I’m a big fan of github, and I think it provides an excellent set of resources for hosting 3D printing projects. Recently I had the idea that it would be useful if these projects were able to utilise Github Pages to provide a project landing page, showing similar information to that found on Thingiverse.
It sounded like a fun little diversion so I threw together something called githubiverse. It currently consists of a Github Pages template: drop this into the gh-pages branch of any github project, add a little configuration, and your github pages will display the source files, STLs and any images, along with some other information. The beauty here is that the content is dynamically pulled from the github repository so it is always up to date.

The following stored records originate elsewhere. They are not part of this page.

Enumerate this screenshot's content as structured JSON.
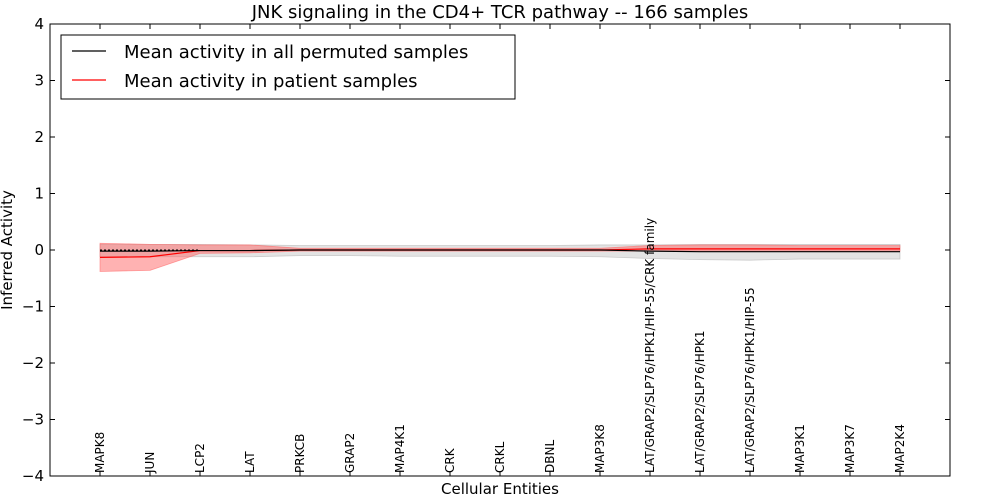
{
  "chart_data": {
    "type": "line",
    "title": "JNK signaling in the CD4+ TCR pathway -- 166 samples",
    "xlabel": "Cellular Entities",
    "ylabel": "Inferred Activity",
    "ylim": [
      -4,
      4
    ],
    "yticks": [
      4,
      3,
      2,
      1,
      0,
      -1,
      -2,
      -3,
      -4
    ],
    "ytick_labels": [
      "4",
      "3",
      "2",
      "1",
      "0",
      "−1",
      "−2",
      "−3",
      "−4"
    ],
    "legend_position": "top-left",
    "categories": [
      "MAPK8",
      "JUN",
      "LCP2",
      "LAT",
      "PRKCB",
      "GRAP2",
      "MAP4K1",
      "CRK",
      "CRKL",
      "DBNL",
      "MAP3K8",
      "LAT/GRAP2/SLP76/HPK1/HIP-55/CRK family",
      "LAT/GRAP2/SLP76/HPK1",
      "LAT/GRAP2/SLP76/HPK1/HIP-55",
      "MAP3K1",
      "MAP3K7",
      "MAP2K4"
    ],
    "series": [
      {
        "name": "Mean activity in all permuted samples",
        "color": "#000000",
        "band_color": "#b0b0b0",
        "values": [
          -0.02,
          -0.02,
          -0.01,
          -0.01,
          0.0,
          0.0,
          0.0,
          0.0,
          0.0,
          0.0,
          0.0,
          -0.02,
          -0.03,
          -0.03,
          -0.03,
          -0.03,
          -0.03
        ],
        "lower": [
          -0.12,
          -0.12,
          -0.12,
          -0.12,
          -0.1,
          -0.1,
          -0.11,
          -0.11,
          -0.11,
          -0.11,
          -0.12,
          -0.15,
          -0.17,
          -0.18,
          -0.16,
          -0.16,
          -0.16
        ],
        "upper": [
          0.1,
          0.1,
          0.1,
          0.09,
          0.08,
          0.08,
          0.08,
          0.08,
          0.08,
          0.08,
          0.09,
          0.09,
          0.1,
          0.1,
          0.1,
          0.1,
          0.1
        ]
      },
      {
        "name": "Mean activity in patient samples",
        "color": "#ff0000",
        "band_color": "#ff6666",
        "values": [
          -0.13,
          -0.12,
          -0.01,
          -0.01,
          0.0,
          0.0,
          0.0,
          0.0,
          0.0,
          0.0,
          0.0,
          0.02,
          0.02,
          0.02,
          0.02,
          0.02,
          0.02
        ],
        "lower": [
          -0.38,
          -0.36,
          -0.06,
          -0.05,
          -0.02,
          -0.02,
          -0.02,
          -0.02,
          -0.02,
          -0.02,
          -0.02,
          -0.02,
          -0.02,
          -0.02,
          -0.02,
          -0.02,
          -0.02
        ],
        "upper": [
          0.12,
          0.1,
          0.09,
          0.09,
          0.03,
          0.03,
          0.03,
          0.03,
          0.03,
          0.03,
          0.03,
          0.08,
          0.09,
          0.09,
          0.08,
          0.08,
          0.08
        ]
      }
    ]
  }
}
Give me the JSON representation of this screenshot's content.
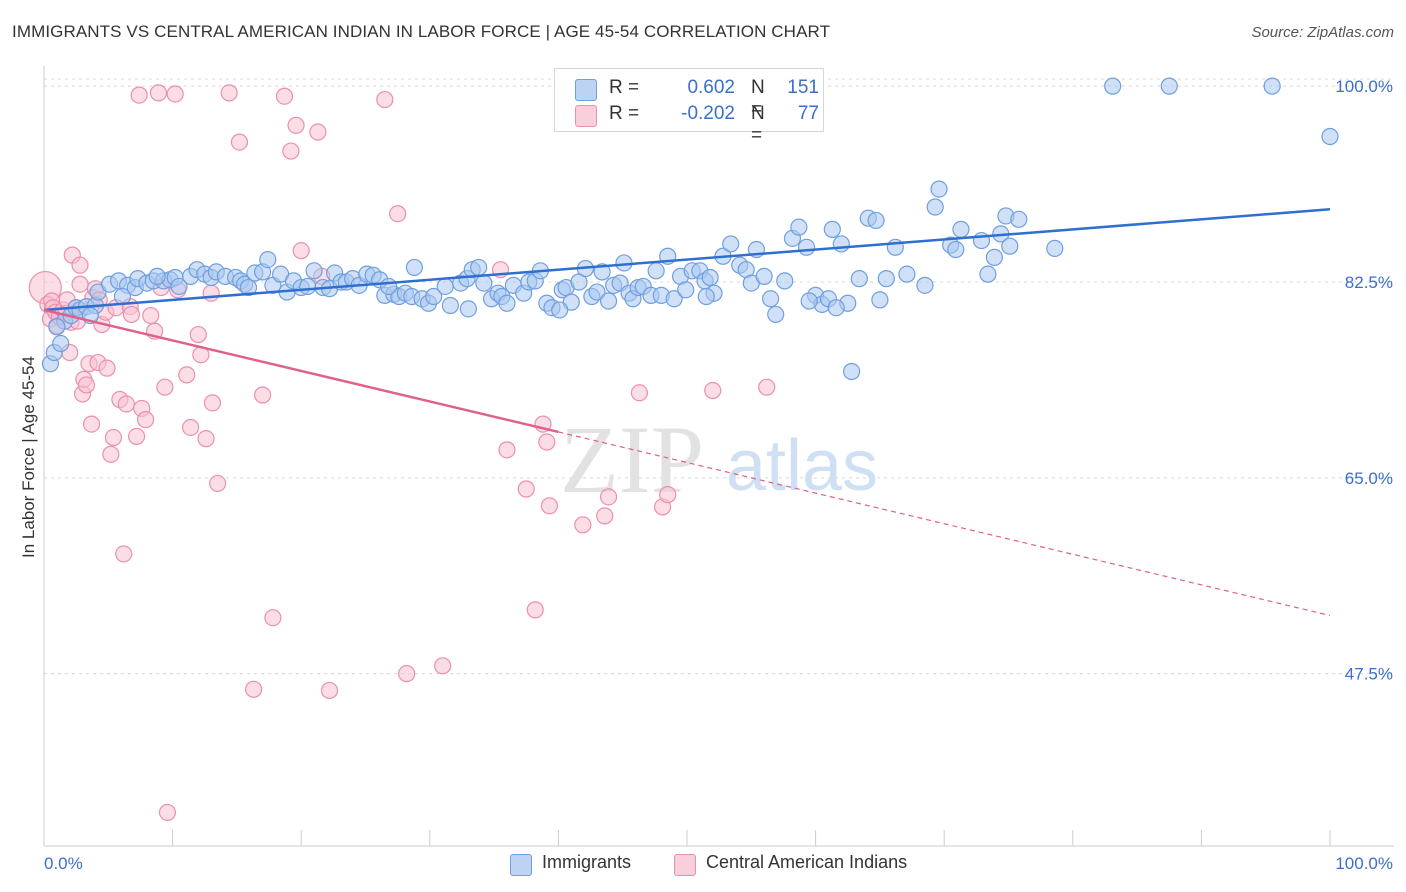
{
  "header": {
    "title": "IMMIGRANTS VS CENTRAL AMERICAN INDIAN IN LABOR FORCE | AGE 45-54 CORRELATION CHART",
    "source": "Source: ZipAtlas.com"
  },
  "legend": {
    "rows": [
      {
        "r_label": "R =",
        "r_value": "0.602",
        "n_label": "N =",
        "n_value": "151"
      },
      {
        "r_label": "R =",
        "r_value": "-0.202",
        "n_label": "N =",
        "n_value": "77"
      }
    ]
  },
  "bottom_legend": {
    "items": [
      {
        "label": "Immigrants"
      },
      {
        "label": "Central American Indians"
      }
    ]
  },
  "watermark": {
    "zip": "ZIP",
    "atlas": "atlas"
  },
  "colors": {
    "blue_fill": "#a9c8f0",
    "blue_stroke": "#6f9fdf",
    "blue_line": "#2f6fd0",
    "pink_fill": "#f7c1d1",
    "pink_stroke": "#ec8fad",
    "pink_line": "#e0608a",
    "grid": "#d8d8d8",
    "axis_text": "#3a6fcb"
  },
  "chart_data": {
    "type": "scatter",
    "ylabel": "In Labor Force | Age 45-54",
    "xlabel": "",
    "xlim": [
      0,
      100
    ],
    "ylim": [
      32.1,
      101.8
    ],
    "x_tick_labels": [
      "0.0%",
      "100.0%"
    ],
    "y_ticks": [
      47.5,
      65.0,
      82.5,
      100.0
    ],
    "y_tick_labels": [
      "47.5%",
      "65.0%",
      "82.5%",
      "100.0%"
    ],
    "grid": true,
    "series": [
      {
        "name": "Immigrants",
        "color": "#6f9fdf",
        "trend": {
          "x0": 0,
          "y0": 80.0,
          "x1": 100,
          "y1": 89.0
        },
        "points": [
          [
            0.5,
            75.2
          ],
          [
            0.8,
            76.2
          ],
          [
            1.3,
            77.0
          ],
          [
            1.6,
            79.0
          ],
          [
            2.1,
            79.5
          ],
          [
            2.5,
            80.2
          ],
          [
            2.8,
            80.0
          ],
          [
            3.3,
            80.3
          ],
          [
            4.0,
            80.4
          ],
          [
            4.2,
            81.6
          ],
          [
            5.1,
            82.3
          ],
          [
            5.8,
            82.6
          ],
          [
            6.5,
            82.2
          ],
          [
            7.1,
            82.0
          ],
          [
            7.3,
            82.8
          ],
          [
            8.0,
            82.4
          ],
          [
            8.5,
            82.6
          ],
          [
            9.3,
            82.6
          ],
          [
            9.8,
            82.7
          ],
          [
            10.2,
            82.9
          ],
          [
            10.5,
            82.1
          ],
          [
            11.4,
            83.0
          ],
          [
            11.9,
            83.6
          ],
          [
            12.5,
            83.2
          ],
          [
            13.0,
            82.9
          ],
          [
            13.4,
            83.4
          ],
          [
            14.1,
            83.0
          ],
          [
            14.9,
            82.9
          ],
          [
            15.3,
            82.6
          ],
          [
            15.6,
            82.3
          ],
          [
            16.4,
            83.3
          ],
          [
            17.0,
            83.4
          ],
          [
            17.4,
            84.5
          ],
          [
            17.8,
            82.2
          ],
          [
            18.4,
            83.2
          ],
          [
            18.9,
            81.6
          ],
          [
            19.4,
            82.6
          ],
          [
            20.0,
            82.0
          ],
          [
            20.5,
            82.1
          ],
          [
            21.0,
            83.5
          ],
          [
            21.7,
            82.0
          ],
          [
            22.2,
            81.9
          ],
          [
            22.6,
            83.3
          ],
          [
            23.1,
            82.5
          ],
          [
            23.5,
            82.5
          ],
          [
            24.0,
            82.8
          ],
          [
            24.5,
            82.2
          ],
          [
            25.1,
            83.2
          ],
          [
            25.6,
            83.1
          ],
          [
            26.1,
            82.7
          ],
          [
            26.5,
            81.3
          ],
          [
            27.2,
            81.4
          ],
          [
            27.6,
            81.2
          ],
          [
            28.1,
            81.5
          ],
          [
            28.6,
            81.2
          ],
          [
            28.8,
            83.8
          ],
          [
            29.4,
            81.0
          ],
          [
            29.9,
            80.6
          ],
          [
            30.3,
            81.2
          ],
          [
            31.2,
            82.1
          ],
          [
            31.6,
            80.4
          ],
          [
            32.4,
            82.4
          ],
          [
            32.9,
            82.8
          ],
          [
            33.3,
            83.6
          ],
          [
            33.8,
            83.8
          ],
          [
            34.2,
            82.4
          ],
          [
            34.8,
            81.0
          ],
          [
            35.3,
            81.5
          ],
          [
            35.6,
            81.2
          ],
          [
            36.0,
            80.6
          ],
          [
            36.5,
            82.2
          ],
          [
            37.3,
            81.5
          ],
          [
            37.7,
            82.5
          ],
          [
            38.2,
            82.6
          ],
          [
            38.6,
            83.5
          ],
          [
            39.1,
            80.6
          ],
          [
            39.5,
            80.2
          ],
          [
            40.3,
            81.8
          ],
          [
            40.6,
            82.0
          ],
          [
            41.0,
            80.7
          ],
          [
            41.6,
            82.5
          ],
          [
            42.1,
            83.7
          ],
          [
            42.6,
            81.2
          ],
          [
            43.0,
            81.6
          ],
          [
            43.4,
            83.4
          ],
          [
            43.9,
            80.8
          ],
          [
            44.3,
            82.2
          ],
          [
            44.8,
            82.4
          ],
          [
            45.5,
            81.5
          ],
          [
            45.8,
            81.0
          ],
          [
            46.2,
            82.0
          ],
          [
            46.6,
            82.1
          ],
          [
            47.2,
            81.3
          ],
          [
            47.6,
            83.5
          ],
          [
            48.0,
            81.3
          ],
          [
            48.5,
            84.8
          ],
          [
            49.0,
            81.0
          ],
          [
            49.5,
            83.0
          ],
          [
            49.9,
            81.8
          ],
          [
            50.4,
            83.5
          ],
          [
            51.0,
            83.5
          ],
          [
            51.4,
            82.6
          ],
          [
            51.8,
            82.9
          ],
          [
            52.1,
            81.5
          ],
          [
            52.8,
            84.8
          ],
          [
            53.4,
            85.9
          ],
          [
            54.1,
            84.0
          ],
          [
            54.6,
            83.6
          ],
          [
            55.0,
            82.4
          ],
          [
            55.4,
            85.4
          ],
          [
            56.0,
            83.0
          ],
          [
            56.5,
            81.0
          ],
          [
            56.9,
            79.6
          ],
          [
            57.6,
            82.6
          ],
          [
            58.2,
            86.4
          ],
          [
            58.7,
            87.4
          ],
          [
            59.3,
            85.6
          ],
          [
            60.0,
            81.3
          ],
          [
            60.5,
            80.5
          ],
          [
            61.0,
            81.0
          ],
          [
            61.3,
            87.2
          ],
          [
            62.0,
            85.9
          ],
          [
            62.5,
            80.6
          ],
          [
            62.8,
            74.5
          ],
          [
            63.4,
            82.8
          ],
          [
            64.1,
            88.2
          ],
          [
            64.7,
            88.0
          ],
          [
            65.0,
            80.9
          ],
          [
            65.5,
            82.8
          ],
          [
            66.2,
            85.6
          ],
          [
            67.1,
            83.2
          ],
          [
            68.5,
            82.2
          ],
          [
            69.3,
            89.2
          ],
          [
            69.6,
            90.8
          ],
          [
            70.5,
            85.8
          ],
          [
            70.9,
            85.4
          ],
          [
            71.3,
            87.2
          ],
          [
            72.9,
            86.2
          ],
          [
            73.4,
            83.2
          ],
          [
            73.9,
            84.7
          ],
          [
            74.4,
            86.8
          ],
          [
            74.8,
            88.4
          ],
          [
            75.1,
            85.7
          ],
          [
            75.8,
            88.1
          ],
          [
            78.6,
            85.5
          ],
          [
            83.1,
            100.0
          ],
          [
            87.5,
            100.0
          ],
          [
            95.5,
            100.0
          ],
          [
            100.0,
            95.5
          ],
          [
            59.5,
            80.8
          ],
          [
            26.8,
            82.1
          ],
          [
            45.1,
            84.2
          ],
          [
            1.0,
            78.5
          ],
          [
            3.6,
            79.5
          ],
          [
            6.1,
            81.2
          ],
          [
            8.8,
            83.0
          ],
          [
            15.9,
            82.0
          ],
          [
            33.0,
            80.1
          ],
          [
            40.1,
            80.0
          ],
          [
            61.6,
            80.2
          ],
          [
            51.5,
            81.2
          ]
        ]
      },
      {
        "name": "Central American Indians",
        "color": "#ec8fad",
        "trend": {
          "x0": 0,
          "y0": 80.0,
          "x1": 40,
          "y1": 69.1
        },
        "trend_dashed": {
          "x0": 40,
          "y0": 69.1,
          "x1": 100,
          "y1": 52.7
        },
        "points": [
          [
            0.1,
            82.0
          ],
          [
            0.3,
            80.5
          ],
          [
            0.5,
            79.2
          ],
          [
            0.6,
            80.8
          ],
          [
            0.7,
            80.2
          ],
          [
            0.9,
            79.8
          ],
          [
            1.0,
            78.6
          ],
          [
            1.2,
            79.4
          ],
          [
            1.5,
            80.0
          ],
          [
            1.7,
            79.7
          ],
          [
            1.8,
            80.9
          ],
          [
            2.0,
            76.2
          ],
          [
            2.1,
            78.9
          ],
          [
            2.2,
            84.9
          ],
          [
            2.5,
            80.2
          ],
          [
            2.6,
            79.0
          ],
          [
            2.8,
            84.0
          ],
          [
            2.8,
            82.3
          ],
          [
            3.0,
            72.5
          ],
          [
            3.1,
            73.8
          ],
          [
            3.3,
            73.3
          ],
          [
            3.5,
            75.2
          ],
          [
            3.7,
            69.8
          ],
          [
            3.8,
            81.1
          ],
          [
            4.0,
            81.9
          ],
          [
            4.2,
            75.3
          ],
          [
            4.3,
            80.9
          ],
          [
            4.5,
            78.7
          ],
          [
            4.8,
            79.8
          ],
          [
            4.9,
            74.8
          ],
          [
            5.2,
            67.1
          ],
          [
            5.4,
            68.6
          ],
          [
            5.6,
            80.2
          ],
          [
            5.9,
            72.0
          ],
          [
            6.2,
            58.2
          ],
          [
            6.4,
            71.6
          ],
          [
            6.7,
            80.3
          ],
          [
            6.8,
            79.6
          ],
          [
            7.2,
            68.7
          ],
          [
            7.4,
            99.2
          ],
          [
            7.6,
            71.2
          ],
          [
            7.9,
            70.2
          ],
          [
            8.3,
            79.5
          ],
          [
            8.6,
            78.1
          ],
          [
            8.9,
            99.4
          ],
          [
            9.1,
            82.0
          ],
          [
            9.4,
            73.1
          ],
          [
            9.6,
            35.1
          ],
          [
            10.2,
            99.3
          ],
          [
            10.4,
            81.8
          ],
          [
            11.1,
            74.2
          ],
          [
            11.4,
            69.5
          ],
          [
            12.0,
            77.8
          ],
          [
            12.2,
            76.0
          ],
          [
            12.6,
            68.5
          ],
          [
            13.0,
            81.5
          ],
          [
            13.1,
            71.7
          ],
          [
            13.5,
            64.5
          ],
          [
            14.4,
            99.4
          ],
          [
            15.2,
            95.0
          ],
          [
            16.3,
            46.1
          ],
          [
            17.0,
            72.4
          ],
          [
            17.8,
            52.5
          ],
          [
            18.7,
            99.1
          ],
          [
            19.2,
            94.2
          ],
          [
            19.6,
            96.5
          ],
          [
            20.0,
            85.3
          ],
          [
            21.3,
            95.9
          ],
          [
            21.6,
            83.0
          ],
          [
            22.2,
            46.0
          ],
          [
            26.5,
            98.8
          ],
          [
            27.5,
            88.6
          ],
          [
            28.2,
            47.5
          ],
          [
            31.0,
            48.2
          ],
          [
            35.5,
            83.6
          ],
          [
            36.0,
            67.5
          ],
          [
            37.5,
            64.0
          ],
          [
            38.2,
            53.2
          ],
          [
            38.8,
            69.8
          ],
          [
            39.1,
            68.2
          ],
          [
            39.3,
            62.5
          ],
          [
            41.9,
            60.8
          ],
          [
            43.6,
            61.6
          ],
          [
            43.9,
            63.3
          ],
          [
            46.3,
            72.6
          ],
          [
            48.1,
            62.4
          ],
          [
            48.5,
            63.5
          ],
          [
            52.0,
            72.8
          ],
          [
            56.2,
            73.1
          ]
        ]
      }
    ]
  }
}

The screenshot doesn’t do it justice so here is an example site: garyhodgson.github.com/githubiverse-tst. The project has a master branch which contains folders for source files, STLs and images. The project also has a gh-pages branch which contains the template. Within this, _config.yml contains the configuration parameters that allows the gh3 github api client to connect to github and pull the information. Because it’s dynamically generated it’s a little slower than a standard website, but I think it’s an acceptable compromise for always having the latest information.[Update: The way I have used Thingiview means that only ascii STL files are correctly displayed. I’ll see if I an find a way to also load binary STLs.]
To get an idea of how other projects might look I took a few screenshots (via locally running instances) for Nophead’s Mendel90 and Josef Prusa’s PrusaMendel:
There’s a few pros and cons to consider.
- + Free hosting of project site by github.
- + Easy to set up.
- + Always up-to-date.
- + Easy to change the look and feel to suit your needs.
- – Depends on Github, Github Pages and the API – any changes to the terms and conditions, or future availability, of these services could impact the site.
- – No search function, tags or commenting system (although this could be remedied).
An interesting advanced use case is the ability to use the same core template across many projects. You could fork the githubiverse-template project and edit the html/css as you wish. Then, in each project’s gh-page branch create a submodule referring to this fork. All that’s left would be to create a _config.yml file with the details in the root project gh-pages branch and an additional entry defining the source of the jekyll site as being the submodule folder. I’ve added details on how to do that in the project’s readme. The benefit of doing this is that each project can be updated solely through updating the template submodule. [Update: it seems I had forgotten to actually test this method when deployed to github, whilst it works locally via Jekyll it seems that github modifies the source folder settings during the build. Thanks to dzach for finding this out the hard way. I’ll see if there is a way around this as I feel having a shared template system would be quite useful.]
Another idea is to edit the template to utilise the blog aspect of jekyll. The Slic3r.org site runs on Github Pages and already does this to announce releases. The blog could be a development log, release history, or news section for example.
To address the search and discovery aspect I considered trying to implement some form of tracker service, whereby projects could register themselves and use the service for searching, browsing and tagging etc, also as a Github Pages site. However I realised that something like the RepRap Development Tracker would do the job perfectly well, as this is agnostic to where a project is hosted – it only categorises each entry and refers to the originating pages.
Development Tracker is currently tailored specifically for tracking reprap and 3D printing parts and projects, but it wouldn’t take much to make it more generic and suitable for tracking all sorts of projects. And of course the underlying software is open source, so anyone can fork and go!